Pseudocode	No	The paper provides descriptive text and figures to illustrate concepts, but does not contain any clearly labeled pseudocode or algorithm blocks for its own methodology or for the methods it surveys.
Open Source Code	No	The paper is a survey and describes various methodologies, but does not provide any concrete access to source code for the methodology described in this paper by its authors. It mentions code in the context of other works (e.g., 'open-source Auto ML system'), but not for its own contribution.

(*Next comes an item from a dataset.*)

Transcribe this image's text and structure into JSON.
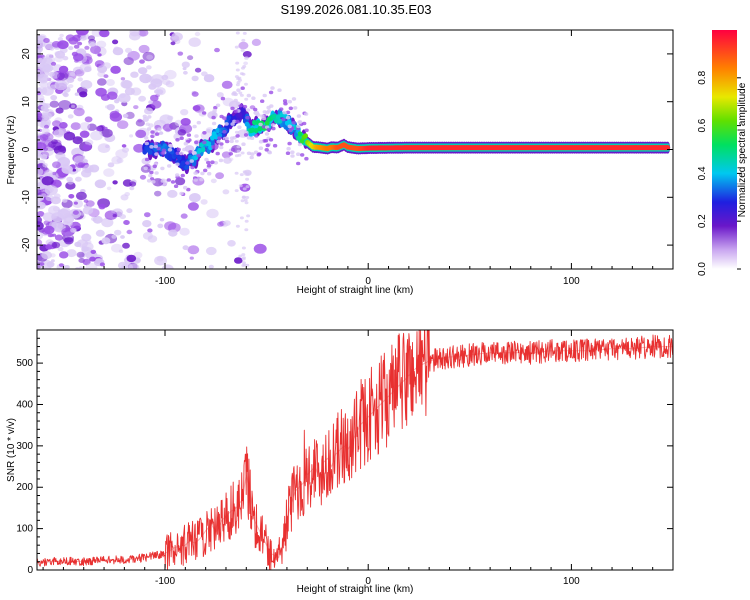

Open Datasets	Yes	Already by now, NAS methods have outperformed manually designed architectures on some tasks such as image classiﬁcation (Zoph et al., 2018; Real et al., 2019), object detection (Zoph et al., 2018) or semantic segmentation (Chen et al., 2018). ... Real et al. (2019) conduct a case study comparing RL, evolution, and random search (RS), concluding that RL and evolution perform equally well in terms of ﬁnal test accuracy, with evolution having better anytime performance and ﬁnding smaller models. Both approaches consistently perform better than RS in their experiments, but with a rather small margin: RS achieved test errors of approximately 4% on CIFAR-10, while RL and evolution reached approximately 3.5%... The diﬀerence was even smaller for Liu et al. (2018b), who reported a test error of 3.9% on CIFAR-10 and a top-1 validation error of 21.0% on Image Net for RS, compared to 3.75% and 20.3% for their evolution-based method, respectively. ... While most authors report results on the CIFAR-10 data set... ... for optimizing recurrent neural networks (Greﬀet al., 2015; Jozefowicz et al., 2015; Zoph and Le, 2017; Rawal and Miikkulainen, 2018), e.g., for language or music modeling.

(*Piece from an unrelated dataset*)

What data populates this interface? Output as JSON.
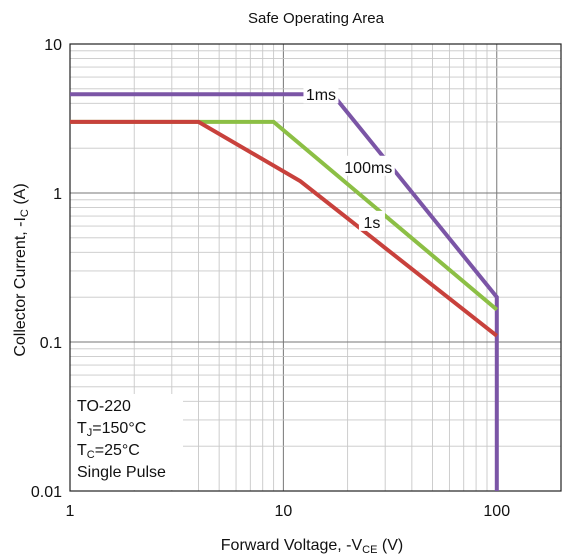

Dataset Splits	No	The paper discusses various datasets used in the reviewed literature (e.g., CIFAR-10, ImageNet, Penn Treebank) and mentions that 'measurements of an architecture’s performance depend on many factors other than the architecture itself. While most authors report results on the CIFAR-10 data set, experiments often diﬀer with regard to search space, computational budget, data augmentation, training procedures, regularization, and other factors.' However, it does not explicitly provide specific dataset split information for any experiments conducted by the authors of this survey paper, nor does it detail standard splits for the mentioned public datasets.

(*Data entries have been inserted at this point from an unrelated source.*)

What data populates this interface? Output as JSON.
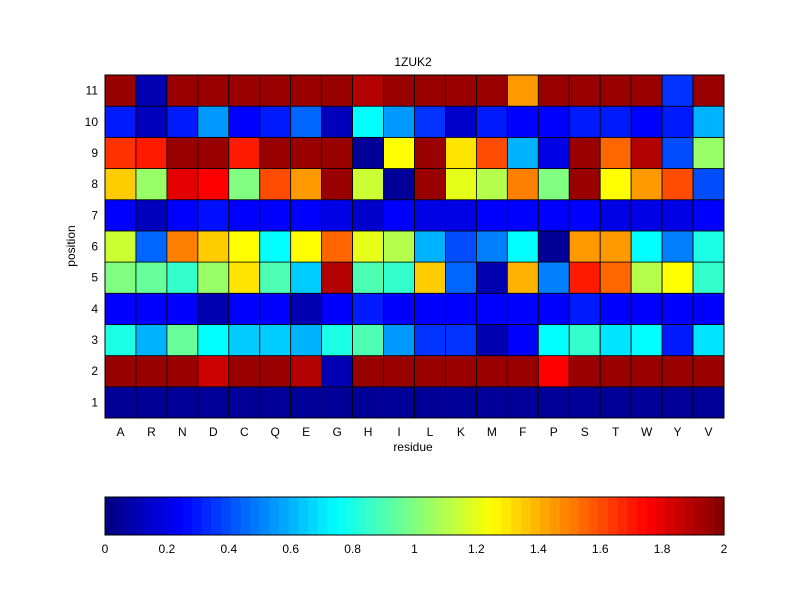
{
  "chart_data": {
    "type": "heatmap",
    "title": "1ZUK2",
    "xlabel": "residue",
    "ylabel": "position",
    "x_categories": [
      "A",
      "R",
      "N",
      "D",
      "C",
      "Q",
      "E",
      "G",
      "H",
      "I",
      "L",
      "K",
      "M",
      "F",
      "P",
      "S",
      "T",
      "W",
      "Y",
      "V"
    ],
    "y_categories": [
      "1",
      "2",
      "3",
      "4",
      "5",
      "6",
      "7",
      "8",
      "9",
      "10",
      "11"
    ],
    "values": [
      [
        0.05,
        0.05,
        0.05,
        0.05,
        0.05,
        0.05,
        0.05,
        0.05,
        0.05,
        0.05,
        0.05,
        0.05,
        0.05,
        0.05,
        0.05,
        0.05,
        0.05,
        0.05,
        0.05,
        0.05
      ],
      [
        1.95,
        1.95,
        1.95,
        1.85,
        1.95,
        1.95,
        1.9,
        0.1,
        1.95,
        1.95,
        1.95,
        1.95,
        1.95,
        1.95,
        1.75,
        1.95,
        1.95,
        1.95,
        1.95,
        1.95
      ],
      [
        0.8,
        0.6,
        0.95,
        0.75,
        0.65,
        0.65,
        0.6,
        0.8,
        0.9,
        0.55,
        0.35,
        0.35,
        0.1,
        0.25,
        0.75,
        0.85,
        0.7,
        0.75,
        0.3,
        0.7
      ],
      [
        0.25,
        0.25,
        0.25,
        0.1,
        0.25,
        0.25,
        0.1,
        0.25,
        0.3,
        0.25,
        0.25,
        0.25,
        0.25,
        0.25,
        0.25,
        0.3,
        0.25,
        0.25,
        0.25,
        0.25
      ],
      [
        1.0,
        0.95,
        0.85,
        1.05,
        1.3,
        0.9,
        0.65,
        1.9,
        0.9,
        0.85,
        1.35,
        0.45,
        0.1,
        1.4,
        0.5,
        1.7,
        1.55,
        1.1,
        1.25,
        0.85
      ],
      [
        1.15,
        0.45,
        1.5,
        1.35,
        1.25,
        0.75,
        1.25,
        1.55,
        1.2,
        1.1,
        0.6,
        0.4,
        0.5,
        0.75,
        0.05,
        1.45,
        1.45,
        0.75,
        0.5,
        0.8
      ],
      [
        0.25,
        0.12,
        0.25,
        0.28,
        0.25,
        0.25,
        0.25,
        0.2,
        0.15,
        0.25,
        0.2,
        0.2,
        0.25,
        0.25,
        0.25,
        0.25,
        0.2,
        0.2,
        0.2,
        0.25
      ],
      [
        1.35,
        1.05,
        1.8,
        1.75,
        1.0,
        1.6,
        1.45,
        1.95,
        1.15,
        0.05,
        1.95,
        1.2,
        1.1,
        1.5,
        1.0,
        1.95,
        1.25,
        1.45,
        1.6,
        0.4
      ],
      [
        1.65,
        1.7,
        1.95,
        1.95,
        1.7,
        1.95,
        1.95,
        1.95,
        0.05,
        1.25,
        1.95,
        1.3,
        1.6,
        0.6,
        0.2,
        1.95,
        1.55,
        1.9,
        0.4,
        1.05
      ],
      [
        0.3,
        0.12,
        0.3,
        0.55,
        0.25,
        0.3,
        0.45,
        0.12,
        0.75,
        0.55,
        0.35,
        0.15,
        0.3,
        0.25,
        0.25,
        0.3,
        0.3,
        0.25,
        0.3,
        0.6
      ],
      [
        1.95,
        0.1,
        1.95,
        1.95,
        1.95,
        1.95,
        1.95,
        1.95,
        1.9,
        1.95,
        1.95,
        1.95,
        1.95,
        1.45,
        1.95,
        1.95,
        1.95,
        1.95,
        0.35,
        1.95
      ]
    ],
    "colorbar": {
      "range": [
        0,
        2
      ],
      "ticks": [
        "0",
        "0.2",
        "0.4",
        "0.6",
        "0.8",
        "1",
        "1.2",
        "1.4",
        "1.6",
        "1.8",
        "2"
      ],
      "colormap": "jet"
    }
  }
}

Hardware Specification	No	The paper is a survey and describes the hardware usage of other works (e.g., '800 GPUs for three to four weeks', 'computational demands in the order of thousands of GPU days for NAS'), but it does not specify any hardware details for running its own experiments.
Software Dependencies	No	The paper discusses various algorithms and approaches (e.g., 'REINFORCE policy gradient algorithm', 'Proximal Policy Optimization', 'Q-learning', 'Gaussian processes'), but it does not provide specific software names with version numbers for any ancillary software dependencies.
Experiment Setup	No	The paper is a survey and discusses experimental setups of other research (e.g., 'a cosine annealing learning rate schedule', 'data augmentation by Cut Out', 'training for fewer epochs'), but it does not provide specific experimental setup details, hyperparameters, or training configurations for its own work.